There were many caravans, painted in gay colors and hung round with various goods, such as brushes and brooms, goat-skin rugs, and much tinware, together with baskets of all sorts and sizes. The horses, which drew these rainbow-hued vehicles, were pasturing on the outskirts of the camp, hobbled for the most part. Interspersed among the travelling homes stood tents great and small, wherein the genuine Romany had their abode, but the autumn weather was so fine that most of the inmates preferred to sleep in the moonshine. Of course, there were plenty of dogs quarrelling over bones near various fires, or sleeping with one eye open in odd corners, and everywhere tumbled and laughed and danced, brown-faced, lithe-limbed children, who looked uncannily Eastern. And the men, showing their white teeth in smiles, together with the fawning women, young and handsome, or old and hideously ugly, seemed altogether alien to the quiet, tame domestic English landscape. There was something prehistoric about the scene, and everywhere lurked that sense of dangerous primeval passions held in enforced check which might burst forth on the very slightest provocation.
“It’s a migrating tribe of Aryans driven to new hunting grounds by hunger or over-population,” said Miss Greeby, for even her unromantic nature was stirred by the unusual picturesqueness of the scene. “The sight of these people and the reek of their fires make me feel like a cave-woman. There is something magnificent about this brutal freedom.”
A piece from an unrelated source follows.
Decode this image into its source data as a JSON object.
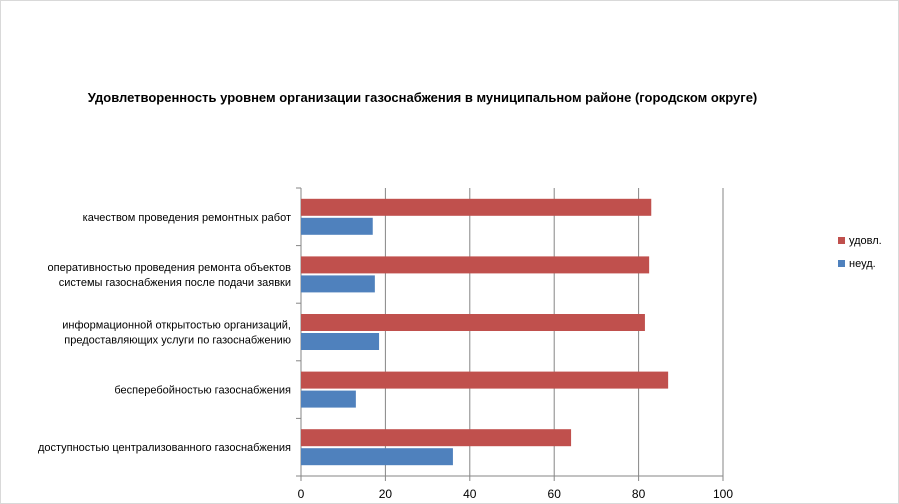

“Very sordid magnificence,” replied Lambert, raising his shoulders. “But I understand your feelings. On occasions we all have the nostalgia of the primitive life at times, and delight to pass from ease to hardship.”
“Well, civilization isn’t much catch, so far as I can see,” argued his companion. “It makes men weaklings.”
“Certainly not women,” he answered, glancing sideways at her Amazonian figure.
“I agree with you. For some reason, men are going down while women are going up, both physically and mentally. I wonder what the future of civilized races will be.”
“Here is Mother Cockleshell. Best ask her.”
The trio had reached a small tent at the very end of the camp by this time, snugly set up under a spreading oak and near the banks of a babbling brook. Their progress had not been interrupted by any claims on their attention or purses, for a wink from Chaldea had informed her brother and sister gypsies that the Gentile lady had come to consult the queen of the tribe. And, like Lord Burleigh’s celebrated nod, Chaldea’s wink could convey volumes. At all events, Lambert and his companion were unmolested, and arrived in due course before the royal palace. A croaking voice announced that the queen was inside her Arab tent, and she was crooning some Romany song. Chaldea did not open her mouth, but simply snapped her fingers twice or thrice rapidly. The woman within must have had marvellously sharp ears, for she immediately stopped her incantation—the songs sounded like one—and stepped forth.